You are a new practitioner and are ready to begin your first job, one for which you have been preparing for years. As with many job opportunities, your prospective employer gives you an agreement to sign: It outlines your compensation, scope of work, requirements, and benefits. You are eager to start your new assignment, and you want to sign this document quickly to make your employment official.
Explore This IssueJune 2019
However, before you execute this agreement, you must review it in its entirety and understand it fully so you can comply with both the agreement and the law. Here are some of the common and important physician employment agreement provisions you should analyze before you sign the document.
Type of Compensation Model
Before entering into the employment agreement, you’ll want to understand the different compensation models and ensure the agreement language reflects your understanding of how you will be paid. An understanding of the different types of physician compensation models will allow you to decide what type of structure best supports your long-term goals and expectations. Some of the most popular variations of compensation models for physicians are briefly described here:
- 100% salary model: The physician receives a prenegotiated, fixed salary, which makes this model predictable and easy to administer. However, it may not provide much incentive for physicians to grow a practice because the fixed salary does not fluctuate, even if a practitioner meets goals or benchmarks.
- Salary plus incentive model: This model guarantees a physician a minimum base salary, which can be supplemented or increased with additional compensation based on merit factors. This model incentivizes certain behavior, and may allow a practice or hospital to promote its mission or values.
- Capitation/productivity plus capitation model: This model pays a provider a prenegotiated, fixed amount for each patient enrolled in a health plan for a certain period of time, regardless of whether that individual patient seeks care.

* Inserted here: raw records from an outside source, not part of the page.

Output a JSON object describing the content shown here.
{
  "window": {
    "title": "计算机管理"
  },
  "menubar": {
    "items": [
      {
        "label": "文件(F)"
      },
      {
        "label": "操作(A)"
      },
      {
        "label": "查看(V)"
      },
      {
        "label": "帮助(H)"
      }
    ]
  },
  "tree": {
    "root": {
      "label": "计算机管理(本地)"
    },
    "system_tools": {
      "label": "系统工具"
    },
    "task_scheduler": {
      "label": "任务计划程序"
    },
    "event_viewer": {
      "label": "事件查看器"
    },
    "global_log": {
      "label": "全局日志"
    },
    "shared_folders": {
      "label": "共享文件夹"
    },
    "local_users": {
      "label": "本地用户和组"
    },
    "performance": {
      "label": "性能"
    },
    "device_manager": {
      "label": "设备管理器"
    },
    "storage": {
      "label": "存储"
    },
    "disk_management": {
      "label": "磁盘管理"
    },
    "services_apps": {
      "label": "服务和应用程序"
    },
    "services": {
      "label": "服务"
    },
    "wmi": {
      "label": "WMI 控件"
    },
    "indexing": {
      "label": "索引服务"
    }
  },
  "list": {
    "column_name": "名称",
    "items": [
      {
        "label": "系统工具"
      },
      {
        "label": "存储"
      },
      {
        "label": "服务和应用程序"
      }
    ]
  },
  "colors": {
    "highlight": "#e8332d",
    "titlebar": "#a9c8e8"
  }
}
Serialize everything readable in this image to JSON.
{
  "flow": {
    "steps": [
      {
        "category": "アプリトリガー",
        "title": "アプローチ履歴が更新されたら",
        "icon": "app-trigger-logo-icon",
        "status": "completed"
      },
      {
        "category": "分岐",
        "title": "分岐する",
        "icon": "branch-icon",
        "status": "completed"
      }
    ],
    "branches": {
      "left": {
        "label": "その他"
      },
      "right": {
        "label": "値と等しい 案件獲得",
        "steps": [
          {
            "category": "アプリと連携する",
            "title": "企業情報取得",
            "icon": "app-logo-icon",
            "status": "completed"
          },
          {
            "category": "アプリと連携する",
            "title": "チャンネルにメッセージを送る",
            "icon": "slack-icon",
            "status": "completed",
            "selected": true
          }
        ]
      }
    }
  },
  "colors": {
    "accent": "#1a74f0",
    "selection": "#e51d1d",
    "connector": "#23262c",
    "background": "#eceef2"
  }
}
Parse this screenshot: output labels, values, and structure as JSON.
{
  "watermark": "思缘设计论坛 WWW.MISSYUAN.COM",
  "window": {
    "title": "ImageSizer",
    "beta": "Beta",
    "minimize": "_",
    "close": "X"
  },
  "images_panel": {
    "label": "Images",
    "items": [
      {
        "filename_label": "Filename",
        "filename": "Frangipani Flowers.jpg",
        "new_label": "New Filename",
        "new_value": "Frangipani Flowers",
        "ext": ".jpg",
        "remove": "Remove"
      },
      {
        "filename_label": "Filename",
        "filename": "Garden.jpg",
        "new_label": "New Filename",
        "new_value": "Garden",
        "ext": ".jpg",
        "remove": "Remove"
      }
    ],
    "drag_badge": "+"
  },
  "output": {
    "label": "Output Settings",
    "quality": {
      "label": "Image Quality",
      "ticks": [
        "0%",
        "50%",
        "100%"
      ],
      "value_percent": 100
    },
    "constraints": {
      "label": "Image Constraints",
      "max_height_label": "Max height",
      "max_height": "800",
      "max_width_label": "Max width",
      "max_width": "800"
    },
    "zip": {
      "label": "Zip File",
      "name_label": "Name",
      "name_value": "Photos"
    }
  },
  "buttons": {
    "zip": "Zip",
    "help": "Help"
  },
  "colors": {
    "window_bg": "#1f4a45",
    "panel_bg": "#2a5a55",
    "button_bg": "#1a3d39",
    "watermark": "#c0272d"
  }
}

- Equal shares model: This model takes the total amount of money the practice earns and, after expenses are paid, divides it among the practice’s physicians. This can be complicated to implement if the practice’s physician experience or skill levels vary.
- Pure productivity model: This model gives a physician a designated percentage of what revene they bring to the practice. This type of compensation structure rewards entrepreneurship and can facilitate an individual’s sense of ownership.
Each of these models has its own formula and intricacies. We recommend physicians have a healthcare attorney familiar with the various compensation structures analyze a proposed compensation model to ensure it’s commercially reasonable, does not exceed fair market value, and complies with healthcare laws relating to compensation and fee structures, including fee-splitting laws, the Stark law, and anti-kickback laws.